Demonstrating how the change will benefit students can help overcome this resistance. Keep the focus on student outcomes, and lead all conversations with compelling reasons for why teachers should transform their practice—framed in terms of student success.
Maintain empathy and understanding.
Even if teachers buy into the reasoning behind a digital transformation, they might feel an emotional attachment to their old practices. They might feel overwhelmed by the change. They might resist giving up some control in their classroom. They could be nervous about making mistakes or looking foolish in front of their students who are digital natives.
Understanding all the emotions that teachers are feeling can help administrators lead with empathy and compassion. It can help teachers feel heard, which in turn makes them more likely to buy into the change.
Help teachers feel like professionals.
Teachers want to make a difference in their students’ lives. That’s why they got into this profession to begin with. Sell the change as an invitation to improve their practice, so they can have a bigger impact on their students’ success. Give them various options for how to receive professional learning. Empower them to succeed through ongoing coaching and structured support, not just one-off workshops.
When teachers feel like they are driving the change, instead of having it done to them, they are more likely to embrace transformation.
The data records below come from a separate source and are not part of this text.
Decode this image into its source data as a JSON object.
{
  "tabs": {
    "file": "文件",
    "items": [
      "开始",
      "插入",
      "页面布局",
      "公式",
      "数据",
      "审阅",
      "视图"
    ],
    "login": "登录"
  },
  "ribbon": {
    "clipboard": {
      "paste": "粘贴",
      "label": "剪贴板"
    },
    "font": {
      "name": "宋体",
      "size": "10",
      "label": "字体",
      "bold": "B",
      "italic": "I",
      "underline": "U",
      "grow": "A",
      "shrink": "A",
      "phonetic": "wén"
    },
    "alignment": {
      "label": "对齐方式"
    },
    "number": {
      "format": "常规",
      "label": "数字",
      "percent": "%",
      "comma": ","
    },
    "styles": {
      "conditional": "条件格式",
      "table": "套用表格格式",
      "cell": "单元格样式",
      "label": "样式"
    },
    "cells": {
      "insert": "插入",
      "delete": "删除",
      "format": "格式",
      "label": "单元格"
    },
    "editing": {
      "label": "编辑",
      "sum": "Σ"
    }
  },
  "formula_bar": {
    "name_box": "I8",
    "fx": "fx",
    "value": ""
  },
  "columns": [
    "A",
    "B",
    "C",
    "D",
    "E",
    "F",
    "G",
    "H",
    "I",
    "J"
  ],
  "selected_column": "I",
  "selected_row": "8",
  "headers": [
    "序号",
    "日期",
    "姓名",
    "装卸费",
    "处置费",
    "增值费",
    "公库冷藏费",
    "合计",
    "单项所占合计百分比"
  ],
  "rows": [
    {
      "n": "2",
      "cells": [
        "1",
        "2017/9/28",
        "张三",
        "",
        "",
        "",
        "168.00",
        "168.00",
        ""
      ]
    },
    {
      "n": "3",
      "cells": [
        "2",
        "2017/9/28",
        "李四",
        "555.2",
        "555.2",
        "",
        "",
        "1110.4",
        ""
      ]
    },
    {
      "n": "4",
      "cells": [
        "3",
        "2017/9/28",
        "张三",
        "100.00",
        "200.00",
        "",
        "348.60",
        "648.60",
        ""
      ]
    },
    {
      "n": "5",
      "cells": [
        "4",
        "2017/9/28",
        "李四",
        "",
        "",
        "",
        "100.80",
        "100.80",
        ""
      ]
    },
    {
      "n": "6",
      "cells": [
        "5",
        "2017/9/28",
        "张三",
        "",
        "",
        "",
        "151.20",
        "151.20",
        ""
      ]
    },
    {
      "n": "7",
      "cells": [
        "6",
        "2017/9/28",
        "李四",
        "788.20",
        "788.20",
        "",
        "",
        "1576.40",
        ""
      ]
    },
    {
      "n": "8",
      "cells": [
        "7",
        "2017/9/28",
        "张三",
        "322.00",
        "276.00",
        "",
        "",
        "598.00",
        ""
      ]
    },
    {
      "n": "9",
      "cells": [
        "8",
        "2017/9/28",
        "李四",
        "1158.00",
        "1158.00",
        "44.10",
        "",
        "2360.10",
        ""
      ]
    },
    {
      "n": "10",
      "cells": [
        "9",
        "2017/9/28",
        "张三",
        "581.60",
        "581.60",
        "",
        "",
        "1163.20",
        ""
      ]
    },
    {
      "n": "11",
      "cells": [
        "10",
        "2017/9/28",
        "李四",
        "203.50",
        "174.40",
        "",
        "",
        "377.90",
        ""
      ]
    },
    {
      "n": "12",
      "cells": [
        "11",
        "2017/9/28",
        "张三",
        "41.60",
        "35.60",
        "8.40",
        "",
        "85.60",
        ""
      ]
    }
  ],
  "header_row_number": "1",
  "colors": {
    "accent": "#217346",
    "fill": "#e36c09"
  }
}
Give them opportunities for ‘quick wins.’
Look for opportunities to help teachers experience small, early successes that build their confidence. Seeing the impact that digital transformation can have in their own classrooms will lead to further adoption and enthusiasm.
Change doesn’t happen in a vacuum. Most importantly, technology is only one part of the solution. Digital transformation requires several factors working together to be successful, beginning with strong leadership and a vision for using technology to improve instruction—and change management is essential for bringing everyone along.